All of this depends on two very well done Unity libraries by "RageAgainstThePixel" for OpenAI and ElevenLabs
My implementation uses a three step process to simulate the drive through experience.
- First, the user's voice is recorded and sent to OpenAI's transcription endpoint. This step can be skipped in this application by simply typing into the chatbox on the bottom right.
- The transcribed audio or the user's typed out request (or whatever they want to say), is sent back to OpenAI's chat endpoint for a response. This response is influenced by, in this case, two prompts (on the left side of the screen). The first prompt is to inform the AI that they are to act as a drive through oppoerator, as well as a few extra rules for a smoother experience. The second prompt is a menu for both the AI and user to consult when taking/giving an order.
- Finally, the AI response to the user's order is sent to Eleven Labs' text-to-speech endpoint. This returns the voiced audio file that a user would hear, for example, at a drive through window.
This project took a couple days to throw together. Honestly the hardest bit was getting all of the UI to play nice. The results (literally) speak for themselves. This is undoubtably the future of drive through ordering, and I can easily see the future of a lot of human-centered line-ordering.
The main issue with this drive through procedure is the latency. In all my testing, with all 3 stages I don't think I've had a return time of less than 6 seconds. These stages could be localized today, with varying degrees of success.
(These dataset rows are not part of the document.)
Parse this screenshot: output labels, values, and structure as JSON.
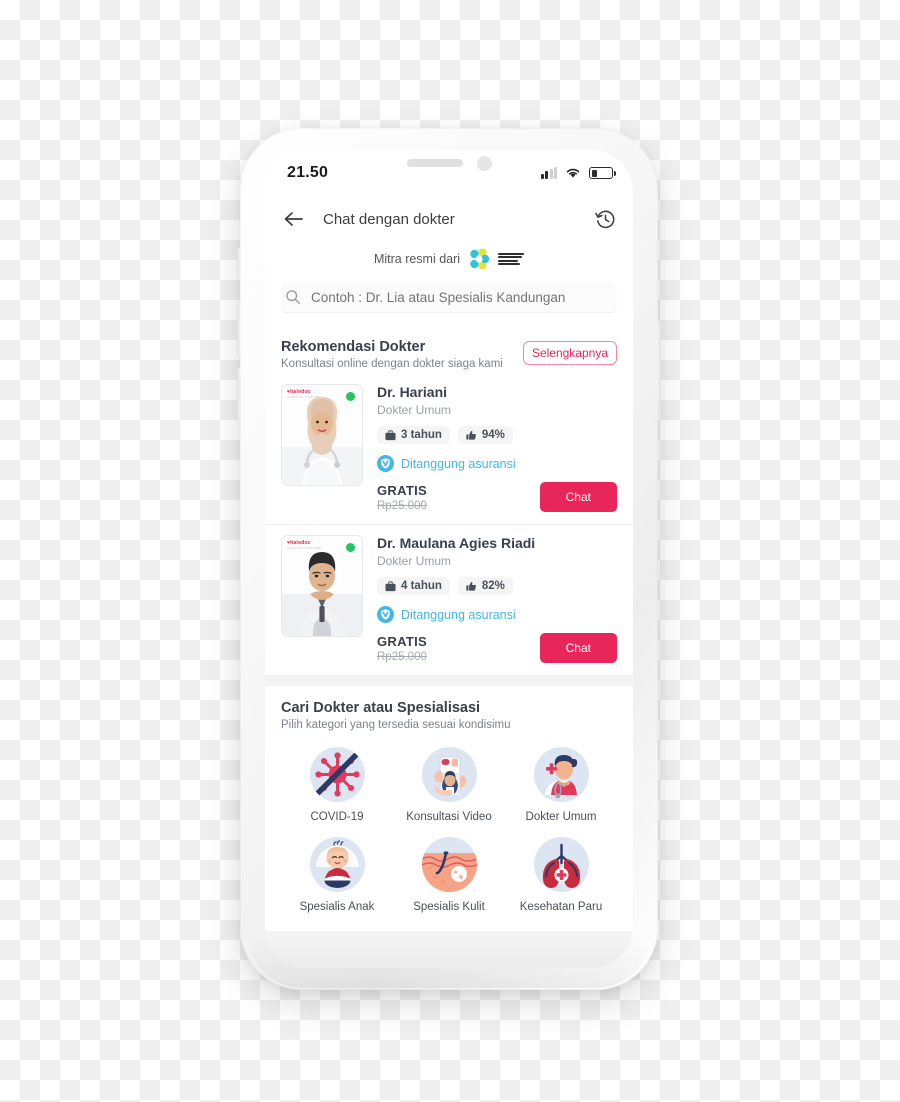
{
  "background": {
    "type": "transparency-checkerboard",
    "light": "#ffffff",
    "dark": "#efefef"
  },
  "phone": {
    "frame_color": "#f3f3f3"
  },
  "statusbar": {
    "time": "21.50",
    "signal_icon": "signal-bars-icon",
    "wifi_icon": "wifi-icon",
    "battery_icon": "battery-icon",
    "battery_level_pct": 30
  },
  "appbar": {
    "back_icon": "back-arrow-icon",
    "title": "Chat dengan dokter",
    "history_icon": "history-clock-icon"
  },
  "partner": {
    "label": "Mitra resmi dari",
    "logo_name": "kemenkes-logo",
    "logo_colors": {
      "cyan": "#2ec4d9",
      "yellow": "#e8e336",
      "text": "#2e2e2e"
    },
    "logo_text": "KEMENTERIAN KESEHATAN REPUBLIK INDONESIA"
  },
  "search": {
    "icon": "search-icon",
    "value": "",
    "placeholder": "Contoh : Dr. Lia atau Spesialis Kandungan"
  },
  "recommendation": {
    "title": "Rekomendasi Dokter",
    "subtitle": "Konsultasi online dengan dokter siaga kami",
    "more_label": "Selengkapnya",
    "accent_color": "#e8265a",
    "doctors": [
      {
        "name": "Dr. Hariani",
        "specialty": "Dokter Umum",
        "experience": "3 tahun",
        "rating": "94%",
        "insurance_label": "Ditanggung asuransi",
        "price_free": "GRATIS",
        "price_old": "Rp25.000",
        "chat_label": "Chat",
        "online": true,
        "photo_watermark": "halodoc",
        "photo_watermark_sub": "ALWAYS BY YOUR SIDE"
      },
      {
        "name": "Dr. Maulana Agies Riadi",
        "specialty": "Dokter Umum",
        "experience": "4 tahun",
        "rating": "82%",
        "insurance_label": "Ditanggung asuransi",
        "price_free": "GRATIS",
        "price_old": "Rp25.000",
        "chat_label": "Chat",
        "online": true,
        "photo_watermark": "halodoc",
        "photo_watermark_sub": "ALWAYS BY YOUR SIDE"
      }
    ]
  },
  "categories": {
    "title": "Cari Dokter atau Spesialisasi",
    "subtitle": "Pilih kategori yang tersedia sesuai kondisimu",
    "items": [
      {
        "label": "COVID-19",
        "icon": "virus-crossed-icon"
      },
      {
        "label": "Konsultasi Video",
        "icon": "video-consult-icon"
      },
      {
        "label": "Dokter Umum",
        "icon": "general-doctor-icon"
      },
      {
        "label": "Spesialis Anak",
        "icon": "baby-pediatric-icon"
      },
      {
        "label": "Spesialis Kulit",
        "icon": "skin-derma-icon"
      },
      {
        "label": "Kesehatan Paru",
        "icon": "lungs-icon"
      }
    ]
  }
}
The speech-to-text is already possible, though I think (with no research) that OpenAI's transcription is the best thing out there, considering how well it deals with background noise. The Chat portion is localizable as well, though it won't be nearly as good as ChatGPT for a few years. This is also the heaviest portion of the process, normally taking 2x-4x as much time as the other stages combined. The last stage, the text-to-speech, has been local for decades now, if a bit robotic.
Consider that this little app is using not only ChatGPT 3.5, but the individual model hasn't been trained at all. With a week of training, using real world data that I'm sure every fast-food company has sitting around, this AI would get it right 99/100 times (probably less than a human).
Sure, it's bad at math, but that's a problem that will be fixed both with future models and by properly training the model. I think the correct way to present the total and give a receipt view would to do a ton of regular-expressions and train the model on presenting the final order data in a machine readable way.I considered doing a whole bunch of regex to parse all the menu items, but as the kids say, ain't nobody got time for that. I did do a fun amount of regex in my last ChatGPT project here, browser playable.
Only available on Windows, download it and run the .exe. Link to windows download
Clone this git repo into an existing Unity project, then in Unity navigate to DriveThru-> then open the DriveThruAI.scene. You may need to import TextMeshPro into Unity, which you should automatically be prompted to do.
From there, click on "GameManagerObject" in the Hierarchy window (on the left). In the GameManager script in the Inspector window, input your own OpenAI Key and OpenAI Organization ID, as well as your Eleven Labs API Key. You will need your own OpenAI and Eleven Labs Accounts.